Bunlara ilahiyatçılarımız gerekli cevap verecektir.
Biz geçelim diğer bir hususa:
Kilise ve sinagoglu AVM’nin mimarı olan Sayın Haluk Özbek, bu “hizmet”lerini “hoşgörü” ve “diyalog”a dayandırıyor.
Ülkemizde “hoşgörü” ve “diyalog” dendi mi ilk kim ve hangi cemaat akla gelir malum.
Türkiye’nin gündemine “dinlerarası diyalogu” sokan da aynı çevredir nitekim.
Bu kapsamda aynı çatı altında cami, kilise ve havralar inşa etmişlerdir, tıpkı Mobiliyum AVM’de olduğu gibi.
Ve AK Parti iktidarı, uzun yıllar birlikte hareket ettiği Gülencilerin “dinlerarası diyalog projesi”nin altında aslında çok başka şeylerin yattığını 17-25 Aralık operasyonlarının ardından fark etmiş, İslam’a ve devlete ihanet içinde olmakla eleştirdiği cemaati “terör örgütü” ilan etmiştir.
Durum bu iken,
Muhafazakar bir siyasi hareket olan AK Parti mensupları tarafından, kökü dışarıda “dinlerarası diyalog projesi”ni akıllara getiren açılışlar yapılmasının izahı nedir?

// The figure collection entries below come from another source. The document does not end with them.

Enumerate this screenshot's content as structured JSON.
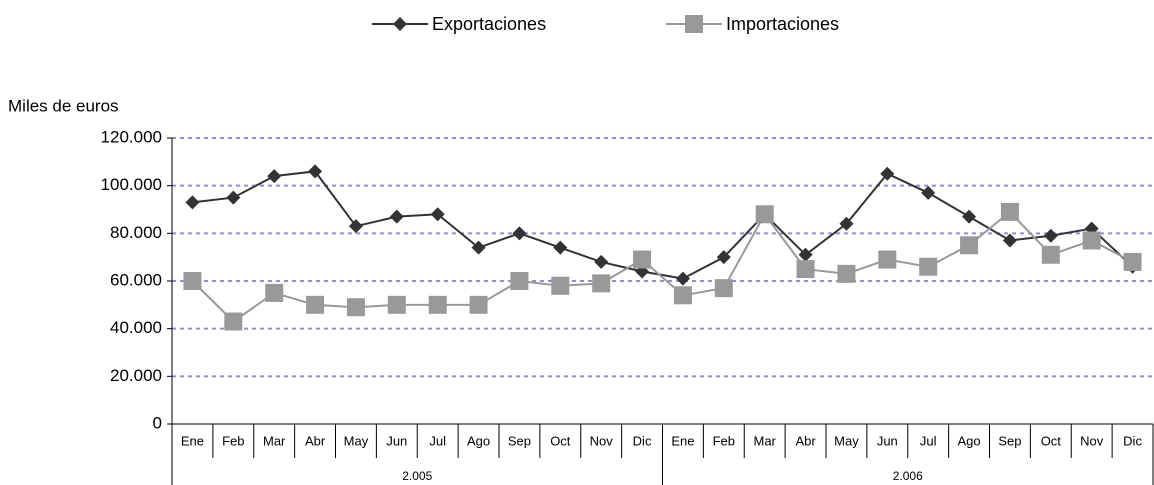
{
  "chart_data": {
    "type": "line",
    "y_label": "Miles de euros",
    "categories": [
      "Ene",
      "Feb",
      "Mar",
      "Abr",
      "May",
      "Jun",
      "Jul",
      "Ago",
      "Sep",
      "Oct",
      "Nov",
      "Dic",
      "Ene",
      "Feb",
      "Mar",
      "Abr",
      "May",
      "Jun",
      "Jul",
      "Ago",
      "Sep",
      "Oct",
      "Nov",
      "Dic"
    ],
    "x_groups": [
      "2.005",
      "2.006"
    ],
    "series": [
      {
        "name": "Exportaciones",
        "color": "#333333",
        "marker": "diamond",
        "values": [
          93000,
          95000,
          104000,
          106000,
          83000,
          87000,
          88000,
          74000,
          80000,
          74000,
          68000,
          64000,
          61000,
          70000,
          88000,
          71000,
          84000,
          105000,
          97000,
          87000,
          77000,
          79000,
          82000,
          66000
        ]
      },
      {
        "name": "Importaciones",
        "color": "#999999",
        "marker": "square",
        "values": [
          60000,
          43000,
          55000,
          50000,
          49000,
          50000,
          50000,
          50000,
          60000,
          58000,
          59000,
          69000,
          54000,
          57000,
          88000,
          65000,
          63000,
          69000,
          66000,
          75000,
          89000,
          71000,
          77000,
          68000
        ]
      }
    ],
    "ylim": [
      0,
      120000
    ],
    "yticks": [
      {
        "value": 0,
        "label": "0"
      },
      {
        "value": 20000,
        "label": "20.000"
      },
      {
        "value": 40000,
        "label": "40.000"
      },
      {
        "value": 60000,
        "label": "60.000"
      },
      {
        "value": 80000,
        "label": "80.000"
      },
      {
        "value": 100000,
        "label": "100.000"
      },
      {
        "value": 120000,
        "label": "120.000"
      }
    ],
    "grid": true,
    "legend": "top"
  }
}
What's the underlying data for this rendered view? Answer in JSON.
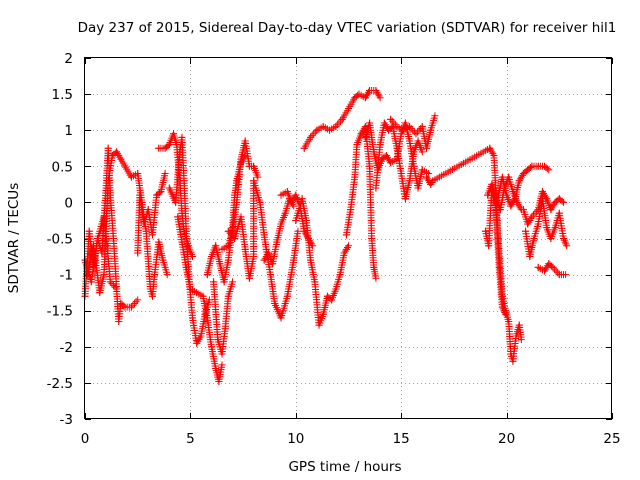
{
  "chart_data": {
    "type": "scatter",
    "title": "Day 237 of 2015, Sidereal Day-to-day VTEC variation (SDTVAR) for receiver hil1",
    "xlabel": "GPS time / hours",
    "ylabel": "SDTVAR / TECUs",
    "xlim": [
      0,
      25
    ],
    "ylim": [
      -3,
      2
    ],
    "x_ticks": [
      0,
      5,
      10,
      15,
      20,
      25
    ],
    "y_ticks": [
      -3,
      -2.5,
      -2,
      -1.5,
      -1,
      -0.5,
      0,
      0.5,
      1,
      1.5,
      2
    ],
    "x_tick_labels": [
      "0",
      "5",
      "10",
      "15",
      "20",
      "25"
    ],
    "y_tick_labels": [
      "-3",
      "-2.5",
      "-2",
      "-1.5",
      "-1",
      "-0.5",
      "0",
      "0.5",
      "1",
      "1.5",
      "2"
    ],
    "grid": true,
    "marker": "plus",
    "color": "#ff0000",
    "series": [
      {
        "name": "",
        "points": [
          [
            0.0,
            -1.3
          ],
          [
            0.2,
            -0.4
          ],
          [
            0.4,
            -0.9
          ],
          [
            0.6,
            -0.5
          ],
          [
            0.8,
            -0.7
          ],
          [
            1.0,
            0.2
          ],
          [
            1.1,
            0.75
          ],
          [
            1.2,
            0.1
          ],
          [
            1.35,
            -0.5
          ],
          [
            1.5,
            -1.2
          ],
          [
            1.6,
            -1.65
          ],
          [
            1.7,
            -1.4
          ],
          [
            1.9,
            -1.45
          ],
          [
            2.2,
            -1.45
          ],
          [
            2.5,
            -1.35
          ],
          [
            0.0,
            -0.8
          ],
          [
            0.3,
            -1.1
          ],
          [
            0.6,
            -0.5
          ],
          [
            0.9,
            -0.2
          ],
          [
            1.05,
            -0.6
          ],
          [
            1.2,
            -1.1
          ],
          [
            1.5,
            -1.2
          ],
          [
            0.1,
            -1.0
          ],
          [
            0.4,
            -0.6
          ],
          [
            0.7,
            -1.25
          ],
          [
            0.9,
            -1.0
          ],
          [
            1.1,
            0.3
          ],
          [
            1.3,
            0.65
          ],
          [
            1.5,
            0.7
          ],
          [
            1.7,
            0.6
          ],
          [
            2.2,
            0.35
          ],
          [
            2.5,
            0.4
          ],
          [
            2.7,
            0.0
          ],
          [
            2.9,
            -0.4
          ],
          [
            3.1,
            -1.2
          ],
          [
            3.2,
            -1.3
          ],
          [
            3.3,
            -1.0
          ],
          [
            3.5,
            -0.55
          ],
          [
            3.7,
            -0.8
          ],
          [
            3.9,
            -1.0
          ],
          [
            2.5,
            -0.7
          ],
          [
            2.6,
            0.1
          ],
          [
            2.8,
            -0.3
          ],
          [
            3.0,
            -0.1
          ],
          [
            3.2,
            -0.45
          ],
          [
            3.4,
            0.1
          ],
          [
            3.6,
            0.15
          ],
          [
            3.8,
            0.4
          ],
          [
            3.5,
            0.75
          ],
          [
            3.8,
            0.75
          ],
          [
            4.0,
            0.8
          ],
          [
            4.2,
            0.95
          ],
          [
            4.35,
            0.8
          ],
          [
            4.5,
            0.3
          ],
          [
            4.6,
            -0.15
          ],
          [
            4.7,
            -0.4
          ],
          [
            4.9,
            -0.6
          ],
          [
            5.1,
            -0.75
          ],
          [
            4.0,
            0.2
          ],
          [
            4.3,
            0.0
          ],
          [
            4.5,
            0.7
          ],
          [
            4.6,
            0.9
          ],
          [
            4.7,
            0.3
          ],
          [
            4.8,
            -0.4
          ],
          [
            4.95,
            -1.1
          ],
          [
            5.1,
            -1.6
          ],
          [
            5.3,
            -1.95
          ],
          [
            5.5,
            -1.85
          ],
          [
            5.7,
            -1.55
          ],
          [
            5.9,
            -1.35
          ],
          [
            4.4,
            -0.2
          ],
          [
            4.6,
            -0.55
          ],
          [
            4.8,
            -0.9
          ],
          [
            5.0,
            -1.2
          ],
          [
            5.3,
            -1.25
          ],
          [
            5.6,
            -1.3
          ],
          [
            5.8,
            -1.6
          ],
          [
            6.0,
            -2.0
          ],
          [
            6.2,
            -2.3
          ],
          [
            6.35,
            -2.48
          ],
          [
            6.5,
            -2.25
          ],
          [
            5.8,
            -1.0
          ],
          [
            6.0,
            -0.75
          ],
          [
            6.2,
            -0.6
          ],
          [
            6.4,
            -0.85
          ],
          [
            6.6,
            -1.1
          ],
          [
            6.8,
            -0.8
          ],
          [
            7.0,
            -0.35
          ],
          [
            7.1,
            0.1
          ],
          [
            7.2,
            0.3
          ],
          [
            7.4,
            0.55
          ],
          [
            7.6,
            0.65
          ],
          [
            6.1,
            -1.1
          ],
          [
            6.3,
            -1.9
          ],
          [
            6.5,
            -2.1
          ],
          [
            6.65,
            -1.75
          ],
          [
            6.8,
            -1.3
          ],
          [
            7.0,
            -1.1
          ],
          [
            6.5,
            -0.65
          ],
          [
            6.8,
            -0.6
          ],
          [
            7.0,
            -0.4
          ],
          [
            7.2,
            0.0
          ],
          [
            7.4,
            0.6
          ],
          [
            7.6,
            0.85
          ],
          [
            7.8,
            0.5
          ],
          [
            8.0,
            0.5
          ],
          [
            8.2,
            0.35
          ],
          [
            6.8,
            -0.4
          ],
          [
            7.1,
            -0.5
          ],
          [
            7.4,
            -0.2
          ],
          [
            7.6,
            -0.65
          ],
          [
            7.8,
            -1.05
          ],
          [
            8.0,
            -0.75
          ],
          [
            8.0,
            0.3
          ],
          [
            8.3,
            0.0
          ],
          [
            8.5,
            -0.45
          ],
          [
            8.6,
            -0.65
          ],
          [
            8.8,
            -1.0
          ],
          [
            9.0,
            -1.4
          ],
          [
            9.3,
            -1.6
          ],
          [
            9.6,
            -1.3
          ],
          [
            9.9,
            -0.8
          ],
          [
            10.1,
            -0.4
          ],
          [
            8.5,
            -0.8
          ],
          [
            8.7,
            -0.7
          ],
          [
            8.9,
            -0.85
          ],
          [
            9.1,
            -0.55
          ],
          [
            9.3,
            -0.3
          ],
          [
            9.5,
            -0.15
          ],
          [
            9.7,
            0.05
          ],
          [
            9.9,
            -0.05
          ],
          [
            9.3,
            0.1
          ],
          [
            9.6,
            0.15
          ],
          [
            9.8,
            0.0
          ],
          [
            10.0,
            0.1
          ],
          [
            10.2,
            -0.05
          ],
          [
            10.4,
            -0.4
          ],
          [
            10.6,
            -0.5
          ],
          [
            10.8,
            -0.6
          ],
          [
            10.0,
            -0.25
          ],
          [
            10.3,
            0.05
          ],
          [
            10.5,
            -0.25
          ],
          [
            10.7,
            -0.8
          ],
          [
            10.9,
            -1.1
          ],
          [
            11.1,
            -1.7
          ],
          [
            11.3,
            -1.55
          ],
          [
            11.5,
            -1.3
          ],
          [
            11.7,
            -1.35
          ],
          [
            11.9,
            -1.2
          ],
          [
            12.1,
            -1.0
          ],
          [
            12.3,
            -0.7
          ],
          [
            12.5,
            -0.6
          ],
          [
            10.4,
            0.75
          ],
          [
            10.7,
            0.9
          ],
          [
            11.0,
            1.0
          ],
          [
            11.3,
            1.05
          ],
          [
            11.6,
            1.0
          ],
          [
            11.9,
            1.05
          ],
          [
            12.2,
            1.15
          ],
          [
            12.5,
            1.3
          ],
          [
            12.8,
            1.45
          ],
          [
            13.0,
            1.5
          ],
          [
            13.3,
            1.45
          ],
          [
            13.5,
            1.55
          ],
          [
            13.8,
            1.55
          ],
          [
            14.0,
            1.45
          ],
          [
            12.4,
            -0.45
          ],
          [
            12.6,
            -0.1
          ],
          [
            12.8,
            0.35
          ],
          [
            12.9,
            0.8
          ],
          [
            13.1,
            0.95
          ],
          [
            13.3,
            1.05
          ],
          [
            13.5,
            0.5
          ],
          [
            13.6,
            -0.5
          ],
          [
            13.7,
            -0.9
          ],
          [
            13.8,
            -1.05
          ],
          [
            13.3,
            0.9
          ],
          [
            13.5,
            1.1
          ],
          [
            13.7,
            0.7
          ],
          [
            13.9,
            0.45
          ],
          [
            14.1,
            0.6
          ],
          [
            14.3,
            0.65
          ],
          [
            14.5,
            0.55
          ],
          [
            14.8,
            0.6
          ],
          [
            15.0,
            0.95
          ],
          [
            15.2,
            1.1
          ],
          [
            15.4,
            0.85
          ],
          [
            15.6,
            0.5
          ],
          [
            15.8,
            0.2
          ],
          [
            16.0,
            0.45
          ],
          [
            16.3,
            0.4
          ],
          [
            13.8,
            0.2
          ],
          [
            14.0,
            0.8
          ],
          [
            14.2,
            1.1
          ],
          [
            14.4,
            1.0
          ],
          [
            14.6,
            1.05
          ],
          [
            14.8,
            0.75
          ],
          [
            15.0,
            0.4
          ],
          [
            15.2,
            0.05
          ],
          [
            15.4,
            0.3
          ],
          [
            15.6,
            0.7
          ],
          [
            15.8,
            0.85
          ],
          [
            16.0,
            0.7
          ],
          [
            14.5,
            1.15
          ],
          [
            14.8,
            1.05
          ],
          [
            15.1,
            1.0
          ],
          [
            15.4,
            1.05
          ],
          [
            15.7,
            0.95
          ],
          [
            16.0,
            1.05
          ],
          [
            16.2,
            0.75
          ],
          [
            16.4,
            1.0
          ],
          [
            16.6,
            1.2
          ],
          [
            16.2,
            0.35
          ],
          [
            16.4,
            0.25
          ],
          [
            16.5,
            0.3
          ],
          [
            19.2,
            0.75
          ],
          [
            19.4,
            0.65
          ],
          [
            19.5,
            0.1
          ],
          [
            19.6,
            -0.5
          ],
          [
            19.8,
            -1.3
          ],
          [
            19.95,
            -1.5
          ],
          [
            20.1,
            -1.65
          ],
          [
            20.2,
            -2.1
          ],
          [
            20.3,
            -2.2
          ],
          [
            20.45,
            -1.85
          ],
          [
            20.6,
            -1.7
          ],
          [
            20.7,
            -1.9
          ],
          [
            19.0,
            -0.4
          ],
          [
            19.15,
            -0.6
          ],
          [
            19.3,
            0.2
          ],
          [
            19.5,
            -0.1
          ],
          [
            19.65,
            -0.9
          ],
          [
            19.8,
            -1.45
          ],
          [
            19.95,
            -1.55
          ],
          [
            19.1,
            0.1
          ],
          [
            19.3,
            0.25
          ],
          [
            19.5,
            0.05
          ],
          [
            19.7,
            -0.1
          ],
          [
            19.9,
            0.2
          ],
          [
            20.1,
            0.35
          ],
          [
            20.3,
            0.15
          ],
          [
            20.5,
            0.0
          ],
          [
            20.7,
            -0.1
          ],
          [
            19.4,
            0.0
          ],
          [
            19.6,
            0.1
          ],
          [
            19.8,
            0.35
          ],
          [
            20.0,
            0.1
          ],
          [
            20.2,
            -0.05
          ],
          [
            20.4,
            0.05
          ],
          [
            20.6,
            0.3
          ],
          [
            20.8,
            0.4
          ],
          [
            21.0,
            0.45
          ],
          [
            21.2,
            0.5
          ],
          [
            21.5,
            0.5
          ],
          [
            21.8,
            0.5
          ],
          [
            22.0,
            0.45
          ],
          [
            20.9,
            -0.4
          ],
          [
            21.1,
            -0.75
          ],
          [
            21.3,
            -0.5
          ],
          [
            21.5,
            -0.3
          ],
          [
            21.7,
            0.05
          ],
          [
            21.9,
            -0.35
          ],
          [
            22.1,
            -0.5
          ],
          [
            22.3,
            -0.35
          ],
          [
            22.5,
            -0.15
          ],
          [
            22.7,
            -0.5
          ],
          [
            22.85,
            -0.6
          ],
          [
            20.8,
            -0.1
          ],
          [
            21.0,
            -0.3
          ],
          [
            21.2,
            -0.2
          ],
          [
            21.5,
            -0.1
          ],
          [
            21.7,
            0.15
          ],
          [
            21.9,
            0.05
          ],
          [
            22.1,
            -0.1
          ],
          [
            22.3,
            0.0
          ],
          [
            22.5,
            0.05
          ],
          [
            22.7,
            0.0
          ],
          [
            21.5,
            -0.9
          ],
          [
            21.8,
            -0.95
          ],
          [
            22.0,
            -0.85
          ],
          [
            22.2,
            -0.9
          ],
          [
            22.5,
            -1.0
          ],
          [
            22.8,
            -1.0
          ]
        ]
      }
    ]
  }
}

Düşünün, bu AVM Gülenciler tarafından inşa edilip, açılmış olsa idi, gazetelerimiz tv kanallarımız neler yazıp çizerdi, koro halinde.
Miting meydanlarının bile gündemi bu olurdu eminim ki…
Kimileri gittiği her ilde “Gördünüz de mi, kiliseli-sinagoglu AVM açmışlar” diye başlardı konuşmasına.
Ama aynı Vatikan “proje”sine hizmet eden Hükümet’e yakın çevreler olunca, herkes üç maymunu oynuyor.
Kimsenin gördüğü ettiği yok.
İnegöl’lü gariban Müslüman vatandaşlar tepkiliymiş, İslam’a göre bu caiz değilmiş kimin umurunda!
Oysa “proje” aynı “proje” ve yürütücüye göre “iyi” veya “kötü” olarak görülemez.
Kötü kötüdür.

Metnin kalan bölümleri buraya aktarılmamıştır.